Jakarta, Panjimas – Dalam kapasitasnya sebagai Dirjen Penyelenggaraan Haji dan Umrah (PHU) Kemenag RI, Bendahara Umum PP Muhammadiyah, Prof. Dr. Hilman Latief menuturkan bahwa baru-baru ini memenuhi undangan pemerintah Arab Saudi untuk membicarakan potensi perlunya pergeseran fikih-fikih haji untuk mengatasi problem haji kontemporer.
Peluang ini kata dia menuntut Muhammadiyah untuk memberi ruang bagi para mujtahid yang dimilikinya guna melahirkan ijtihad-ijtihad berkemajuan.
“Kita butuh ulama-ulama yang berkemajuan dalam berpikir, berani membawa pikiran-pikiran baru,” pesan Hilman dalam konvensi tahunan ketiga (The 3rd Annual Convention of Muhammadiyah USA) PCIM Amerika Serikat, Sabtu (17/12).

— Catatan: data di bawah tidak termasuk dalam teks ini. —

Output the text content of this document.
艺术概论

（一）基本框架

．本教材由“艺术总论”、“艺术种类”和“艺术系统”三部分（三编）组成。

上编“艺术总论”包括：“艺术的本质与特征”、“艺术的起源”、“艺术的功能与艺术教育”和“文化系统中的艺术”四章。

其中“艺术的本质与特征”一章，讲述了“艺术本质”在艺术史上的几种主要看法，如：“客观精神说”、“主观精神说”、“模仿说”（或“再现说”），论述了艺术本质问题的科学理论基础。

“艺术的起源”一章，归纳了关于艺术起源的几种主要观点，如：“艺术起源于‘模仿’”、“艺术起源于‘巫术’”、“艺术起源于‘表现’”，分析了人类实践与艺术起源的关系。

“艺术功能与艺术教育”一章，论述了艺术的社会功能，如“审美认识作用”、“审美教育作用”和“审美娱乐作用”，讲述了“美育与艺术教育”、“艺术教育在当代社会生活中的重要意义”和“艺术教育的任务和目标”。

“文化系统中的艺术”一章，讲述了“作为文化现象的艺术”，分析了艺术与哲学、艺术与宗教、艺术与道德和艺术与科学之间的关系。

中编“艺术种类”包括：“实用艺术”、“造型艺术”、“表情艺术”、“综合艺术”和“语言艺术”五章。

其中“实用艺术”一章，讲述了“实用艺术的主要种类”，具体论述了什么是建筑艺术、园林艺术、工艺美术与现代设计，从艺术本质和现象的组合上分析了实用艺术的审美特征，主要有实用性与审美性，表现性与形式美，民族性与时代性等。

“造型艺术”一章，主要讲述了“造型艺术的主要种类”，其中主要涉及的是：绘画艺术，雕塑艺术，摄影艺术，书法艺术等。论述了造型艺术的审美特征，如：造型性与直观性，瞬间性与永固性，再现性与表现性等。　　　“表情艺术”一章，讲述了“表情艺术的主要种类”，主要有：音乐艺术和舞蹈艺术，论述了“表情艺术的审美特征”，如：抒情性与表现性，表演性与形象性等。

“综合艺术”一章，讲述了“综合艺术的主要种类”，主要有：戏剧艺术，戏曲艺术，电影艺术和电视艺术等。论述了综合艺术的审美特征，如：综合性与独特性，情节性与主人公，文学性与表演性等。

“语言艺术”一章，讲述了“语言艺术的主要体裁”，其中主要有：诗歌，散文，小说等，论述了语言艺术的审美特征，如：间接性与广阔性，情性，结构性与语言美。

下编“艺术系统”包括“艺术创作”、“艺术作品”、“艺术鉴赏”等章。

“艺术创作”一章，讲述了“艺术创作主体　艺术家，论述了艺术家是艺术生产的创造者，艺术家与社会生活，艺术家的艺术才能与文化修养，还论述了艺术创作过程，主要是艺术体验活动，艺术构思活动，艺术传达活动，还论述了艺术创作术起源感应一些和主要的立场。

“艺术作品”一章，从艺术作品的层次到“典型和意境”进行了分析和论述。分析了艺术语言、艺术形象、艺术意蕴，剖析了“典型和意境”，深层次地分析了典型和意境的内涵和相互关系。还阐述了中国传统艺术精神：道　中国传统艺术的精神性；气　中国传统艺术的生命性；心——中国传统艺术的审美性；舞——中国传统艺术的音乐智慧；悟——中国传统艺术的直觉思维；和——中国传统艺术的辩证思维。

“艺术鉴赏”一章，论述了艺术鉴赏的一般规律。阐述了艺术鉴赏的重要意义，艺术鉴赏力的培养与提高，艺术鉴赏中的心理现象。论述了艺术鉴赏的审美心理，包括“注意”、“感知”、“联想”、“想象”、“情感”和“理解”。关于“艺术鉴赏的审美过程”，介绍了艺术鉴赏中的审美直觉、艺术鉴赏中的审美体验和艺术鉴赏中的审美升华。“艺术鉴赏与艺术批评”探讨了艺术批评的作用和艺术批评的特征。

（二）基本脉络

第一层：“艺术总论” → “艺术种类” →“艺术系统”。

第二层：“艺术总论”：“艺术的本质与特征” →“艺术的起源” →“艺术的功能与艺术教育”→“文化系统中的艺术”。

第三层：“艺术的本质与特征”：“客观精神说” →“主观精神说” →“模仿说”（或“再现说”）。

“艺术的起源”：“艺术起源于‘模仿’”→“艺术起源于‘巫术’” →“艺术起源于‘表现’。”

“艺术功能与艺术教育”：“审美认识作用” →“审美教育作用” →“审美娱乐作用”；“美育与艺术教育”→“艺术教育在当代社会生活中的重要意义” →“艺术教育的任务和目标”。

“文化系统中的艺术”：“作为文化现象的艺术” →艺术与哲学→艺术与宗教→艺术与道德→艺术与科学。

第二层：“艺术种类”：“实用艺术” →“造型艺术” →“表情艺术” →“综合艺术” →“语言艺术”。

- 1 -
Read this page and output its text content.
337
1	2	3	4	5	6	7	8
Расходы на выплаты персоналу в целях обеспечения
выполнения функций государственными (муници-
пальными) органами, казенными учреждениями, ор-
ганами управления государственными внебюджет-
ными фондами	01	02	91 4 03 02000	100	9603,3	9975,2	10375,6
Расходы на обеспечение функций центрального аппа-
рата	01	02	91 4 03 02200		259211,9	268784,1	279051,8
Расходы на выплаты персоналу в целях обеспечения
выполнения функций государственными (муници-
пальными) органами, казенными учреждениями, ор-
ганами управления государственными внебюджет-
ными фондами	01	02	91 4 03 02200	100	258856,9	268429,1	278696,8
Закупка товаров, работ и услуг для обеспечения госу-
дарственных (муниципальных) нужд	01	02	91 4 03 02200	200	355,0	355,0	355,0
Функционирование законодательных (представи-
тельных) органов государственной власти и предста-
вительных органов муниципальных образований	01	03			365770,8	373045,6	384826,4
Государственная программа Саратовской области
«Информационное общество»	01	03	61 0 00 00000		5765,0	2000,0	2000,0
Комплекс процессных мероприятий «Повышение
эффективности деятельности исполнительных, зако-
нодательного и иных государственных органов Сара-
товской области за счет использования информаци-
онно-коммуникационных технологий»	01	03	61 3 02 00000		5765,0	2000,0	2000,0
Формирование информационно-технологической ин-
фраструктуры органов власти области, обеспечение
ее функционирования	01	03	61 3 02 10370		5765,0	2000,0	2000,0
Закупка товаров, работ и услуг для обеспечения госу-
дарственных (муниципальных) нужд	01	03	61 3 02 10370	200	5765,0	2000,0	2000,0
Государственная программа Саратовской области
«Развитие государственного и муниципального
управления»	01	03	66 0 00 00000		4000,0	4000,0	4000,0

Pergeseran fikih dalam haji itu kata dia berdasar pada nilai maqashid asy-syari’ah untuk mengatasi problem dari antrian jatah haji yang terlampau panjang, perluasan Mina, dan lain-lain hingga masalah seperti Indonesia sebagai negara pengirim jamaah haji terbesar, namun tidak mendapatkan manfaat di luar aspek spiritualitas.
Pada Surat Al-Hajj ayat 28, Allah Swt misalnya menyebut ibadah haji memberikan banyak ragam manfaat atau manafi’. Secara umum, ahli tafsir memaknai manafi’ sebagai pahala. Namun menurut Hilman, manafi’ dapat diartikan sebagai manfaat spiritual, manfaat sosiologis (ukhuwah), sampai manfaat ekonomi (tijarah).
Pada sisi ini, Indonesia belum memperoleh manafi’ karena untuk memenuhi kebutuhan jutaan jamaah haji Indonesia, bahan pokok seperti beras, rempah-rempah, hingga daging dan ikan semuanya masih berasal dari negara asing seperti Thailand, Tiongkok, Vietnam, Brazil, dan Australia.
Belum lagi masalah dam (denda haji) dari jamaah haji Indonesia berupa sembelihan kambing yang dagingnya berjumlah ribuan ton namun tidak dapat disalurkan bagi masyarakat kurang mampu di Indonesia. Hal-hal seperti ini, kata dia membutuhkan ijtihad baru dari sisi fikih kontemporer.
Melihat masalah dan peluang yang ada, gambaran di atas kata dia adalah pesan tersirat bagi Muhammadiyah secara umum untuk merawat tradisi ijtihad yang menjadi budaya organisasi.
Hilman juga berharap ulama-ulama Muhammadiyah aktif menggagas konferensi fikih untuk melahirkan jawaban pasti sesuai manhaj persyarikatan di berbagai bidang.
“Itu satu contoh saja, manhaj Islam Berkemajuan masih dibutuhkan dalam beribadah,” kata Hilman. “Lagi-lagi kita butuh keberanian untuk berijtihad,” pungkasnya.